Pharma firm section sealed for exporting substandard cough syrup to Gambia: NHS

ISLAMABAD: The syrup section of a local pharmaceutical firm has been sealed by the Drug Regulatory Authority of Pakistan (DRAP) after the Medicines Control Agency (MCA) Gambia reported that a cough syrup manufactured by the said pharmaceutical company found to be contaminated with toxic chemicals, health authorities in Islamabad said on Sunday.

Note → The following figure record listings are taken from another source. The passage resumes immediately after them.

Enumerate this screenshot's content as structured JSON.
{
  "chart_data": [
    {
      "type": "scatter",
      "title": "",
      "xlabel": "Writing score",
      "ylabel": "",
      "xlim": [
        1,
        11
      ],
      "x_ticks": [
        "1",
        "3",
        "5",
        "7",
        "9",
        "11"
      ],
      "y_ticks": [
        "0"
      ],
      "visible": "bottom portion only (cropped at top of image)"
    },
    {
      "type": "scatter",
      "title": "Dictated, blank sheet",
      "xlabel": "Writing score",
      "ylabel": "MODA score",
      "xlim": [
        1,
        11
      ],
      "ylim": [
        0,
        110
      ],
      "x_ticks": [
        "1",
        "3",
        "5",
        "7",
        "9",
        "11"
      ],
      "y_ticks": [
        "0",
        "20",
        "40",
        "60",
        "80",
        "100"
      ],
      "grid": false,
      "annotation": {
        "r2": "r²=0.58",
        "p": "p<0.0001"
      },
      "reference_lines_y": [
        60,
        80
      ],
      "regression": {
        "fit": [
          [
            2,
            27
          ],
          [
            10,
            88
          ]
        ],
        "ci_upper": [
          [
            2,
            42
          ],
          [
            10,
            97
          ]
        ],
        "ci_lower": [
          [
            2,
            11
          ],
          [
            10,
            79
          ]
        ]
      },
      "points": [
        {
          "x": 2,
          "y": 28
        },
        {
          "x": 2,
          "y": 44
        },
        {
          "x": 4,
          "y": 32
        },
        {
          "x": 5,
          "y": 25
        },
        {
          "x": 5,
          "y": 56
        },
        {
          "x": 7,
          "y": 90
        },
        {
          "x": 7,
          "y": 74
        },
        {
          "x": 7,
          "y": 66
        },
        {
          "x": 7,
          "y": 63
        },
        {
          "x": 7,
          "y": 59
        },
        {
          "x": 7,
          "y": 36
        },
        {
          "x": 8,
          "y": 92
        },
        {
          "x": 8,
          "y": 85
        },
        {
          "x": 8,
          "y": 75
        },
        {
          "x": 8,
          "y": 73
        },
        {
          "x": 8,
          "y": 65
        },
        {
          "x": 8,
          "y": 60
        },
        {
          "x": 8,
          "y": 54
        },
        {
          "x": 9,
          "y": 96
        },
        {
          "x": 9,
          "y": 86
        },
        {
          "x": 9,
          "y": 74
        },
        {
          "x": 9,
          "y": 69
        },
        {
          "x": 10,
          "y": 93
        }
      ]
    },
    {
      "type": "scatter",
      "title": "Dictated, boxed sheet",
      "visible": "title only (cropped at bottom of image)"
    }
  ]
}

“The DRAP has sealed the syrup section of the pharmaceutical compnay after medical control agency of Gambia reported that cough syrup manufactured and exported by the company to Zambia contained unacceptable levels of Diethylene Glycol (DEG) or Ethylene Glycol (EG), which can cause immediate death by causing kidney failure”, an official of the National Health Services, Regulations and Coordination (NHS,R&C) told The News on Sunday.

According to World Health Organization (WHO), hundreds of children and adults have died in several countries in Africa and Asia which reported several incidents of over-the-counter cough syrups for children with confirmed or suspected contamination with high levels of diethylene glycol (DEG) and ethylene glycol (EG). The cases are from at least seven countries, associated with more than 300 fatalities in three of these countries.

Most are young children under the age of five and in majority of cases, cough syrups produced in India contained contaminants, which are toxic chemicals used as industrial solvents and antifreeze agents that can be fatal even taken in small amounts, and should never be found in medicines.

Following the alert issued by the MCA Gambia regarding substandard cough syrup produced in Pakistan by the Davis Pharmaceutical Laboratories, Islamabad, the DRAP officials also issued a recall alert and asked the manufacturing company and all the drug inspectors and officials to confiscate all the seven suspected products of the Davis Pharma in the country.

“Fortunately, not a single product of this company has been found at the pharmacies in the country. The batch which reportedly contained the toxic chemicals beyond permissible levels was manufactured only for export”, the NHS official said and added that samples of the syrups produced by the company have been send to chemical analysis at Drug Testing Lab (DTL) of DRAP.

The official said instructions have been issued to the DRAP to take stern action against the manufacturer including cancellation of production license and arrest of the owners of the company if they were found involved in the criminal negligence, saying at a time when Pakistani authorities were trying to increase the medicine imports, such reports were extremely damaging for the image and security of the country. “We have also directed the DRAP to take action against all the pharmaceutical companies which are not following Good Manufacturing Practices (GMP) and producing substandard medicines. We only need companies that follow international standards of medicines’ manufacturing”, the official added.

An official of the DRAP said immediately after the Gambian authorities issued the red alert, they investigated the matter and also issued a recall alert in the country but added that no suspected products of the said company were found at pharmacies in the country. “The said batch which reportedly contained the unacceptable levels of toxic compound was manufactured in 2021 and it was not supplied in the country. We have sealed their syrup section and initiated inquiry after sending the samples for the chemical analysis at DTL. If they are found contaminated, strict action would be initiated against the culprits”, the DRAP official added.

The official informed that in order to prevent children from falling sick by consuming syrup medicines, the Drug Regulatory Authority of Pakistan (DRAP) had directed all the pharmaceutical companies of Pakistan back in October 2022 to ensure the use of ‘pharmaceutical grade solvents (ingredients)’ purchased from qualified vendors and keep a close eye on the presence of toxic materials, which should not be present in the medicines’ raw materials.

Hundreds of children have already died in Gambia and Indonesia during last six to eight months by consuming syrup medicines containing ingredients linked to acute kidney injuries (AKI), DRAP official said. “But no such case has been reported in Pakistan yet due to enhanced surveillance and strict monitoring of the therapeutic goods’ manufacturing process,” the official added.